Our Twenty Third Year - A Season of Giving.

Scotland Memories

Saturday, August 12, 2006 - written by Terri Elder

On the bus ride to Stirling Castle, we were treated to sights and photo ops of small groups of drummers and pipers. They were practicing routines and music in any available park or open field. Some Chorale members were drawn to drummers twirling their drumsticks in unison while playing complex rhythm patterns. Others were drawn to the plaintive and distinctive flavor of Scottish bagpipe music.
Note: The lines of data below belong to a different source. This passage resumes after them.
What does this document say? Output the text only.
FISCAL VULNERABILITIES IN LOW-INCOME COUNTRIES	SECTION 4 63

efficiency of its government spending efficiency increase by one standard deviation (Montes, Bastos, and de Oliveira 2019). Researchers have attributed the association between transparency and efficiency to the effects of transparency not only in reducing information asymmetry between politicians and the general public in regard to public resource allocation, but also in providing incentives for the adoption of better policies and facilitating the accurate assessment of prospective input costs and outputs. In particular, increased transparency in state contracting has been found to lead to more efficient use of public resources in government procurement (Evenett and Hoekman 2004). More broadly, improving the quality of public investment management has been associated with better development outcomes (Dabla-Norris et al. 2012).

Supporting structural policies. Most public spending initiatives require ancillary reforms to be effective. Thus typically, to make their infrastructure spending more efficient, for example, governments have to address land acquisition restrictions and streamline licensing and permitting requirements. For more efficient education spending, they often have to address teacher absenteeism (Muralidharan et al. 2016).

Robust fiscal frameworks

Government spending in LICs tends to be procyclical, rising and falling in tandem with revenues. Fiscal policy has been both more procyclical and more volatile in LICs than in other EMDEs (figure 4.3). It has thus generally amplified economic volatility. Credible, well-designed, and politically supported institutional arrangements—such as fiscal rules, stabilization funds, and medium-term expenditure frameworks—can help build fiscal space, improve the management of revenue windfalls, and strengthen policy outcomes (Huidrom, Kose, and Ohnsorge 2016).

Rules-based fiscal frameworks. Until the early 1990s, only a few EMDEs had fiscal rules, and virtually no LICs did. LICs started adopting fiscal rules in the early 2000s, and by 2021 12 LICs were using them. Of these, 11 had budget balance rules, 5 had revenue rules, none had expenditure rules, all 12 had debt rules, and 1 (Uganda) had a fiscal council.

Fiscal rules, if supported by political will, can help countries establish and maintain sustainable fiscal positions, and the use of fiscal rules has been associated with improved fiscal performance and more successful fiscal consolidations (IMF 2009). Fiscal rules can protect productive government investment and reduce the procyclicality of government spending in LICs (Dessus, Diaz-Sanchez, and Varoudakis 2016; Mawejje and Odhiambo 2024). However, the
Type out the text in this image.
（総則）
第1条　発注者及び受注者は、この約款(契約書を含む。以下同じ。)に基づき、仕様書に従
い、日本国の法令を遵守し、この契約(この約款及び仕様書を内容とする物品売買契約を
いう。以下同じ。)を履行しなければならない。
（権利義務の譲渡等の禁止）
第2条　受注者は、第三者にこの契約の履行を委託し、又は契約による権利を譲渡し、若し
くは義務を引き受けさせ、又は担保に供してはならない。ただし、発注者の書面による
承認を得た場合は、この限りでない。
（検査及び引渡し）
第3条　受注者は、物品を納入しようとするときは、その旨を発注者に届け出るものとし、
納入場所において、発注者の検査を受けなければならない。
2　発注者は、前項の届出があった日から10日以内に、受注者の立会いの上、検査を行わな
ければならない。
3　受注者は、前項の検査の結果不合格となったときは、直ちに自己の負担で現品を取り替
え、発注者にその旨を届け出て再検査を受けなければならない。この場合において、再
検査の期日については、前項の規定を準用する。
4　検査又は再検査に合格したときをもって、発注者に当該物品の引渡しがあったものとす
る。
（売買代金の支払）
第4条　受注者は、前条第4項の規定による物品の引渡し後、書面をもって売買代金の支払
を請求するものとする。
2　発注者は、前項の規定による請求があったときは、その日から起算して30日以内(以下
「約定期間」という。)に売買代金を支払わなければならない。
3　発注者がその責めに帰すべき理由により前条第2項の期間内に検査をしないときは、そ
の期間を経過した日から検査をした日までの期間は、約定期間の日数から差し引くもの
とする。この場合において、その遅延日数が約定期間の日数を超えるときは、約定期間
Upon our arrival at the castle, we had lunch on our own and scrambled for a quick change into our costumes so we could assemble on the risers for a pre-concert rehearsal. That day we performed a completely unexpected "double-header." The sound of our singing during our rehearsal drew tourists who came in to sit down and listen. In spite of the fact that Julie repeatedly told them that we were only rehearsing and that the concert actually began at 2:30, they didn't leave and most of them remained to hear the exact same music again. The applause was rousing and enthusiastic. Many of us were surprised to see that the ear-splitting whistle in the crowd came from our very own charming, professional, and dignified Jean Redpath.

From that exciting and victorious concert, we traveled back to Edinburgh for one of the highlights of our stay ---- the world famous, Scottish Military Tattoo. People come from all over the world to see it and it has NEVER been canceled. We felt very fortunate to be there in good weather and cheer for the USA when our country attendance was announced.

The Tattoo was nothing less than SPECTACULAR. Band after band of bagpipes marched onto the field in full regalia and perfect formation. Each group surpassed the last.

Other acts performed during the presentation included singing and dancing by little African children and a choreographed martial dance by young Chinese dancers. A large number of girls dressed in colorful outfits did several flag routines and concluded by unfolding a large blue and white flag in the center of the field.

Many Chorale members were especially impressed by a line of drummers dressed in black and marching shoulder to shoulder in a very precise line. They performed an amazing routine of tossing drumsticks into the air and to each other and playing each others drums. All of these feats were performed while they marched sideways and switched to other directions without breaking stride or formation.

The Grand Finale had all of the Bagpipe Bands marching enmasse in formation onto the field with all of the other evening performers.

Fireworks went off as the crowd rose to its feet. What a night! What a day!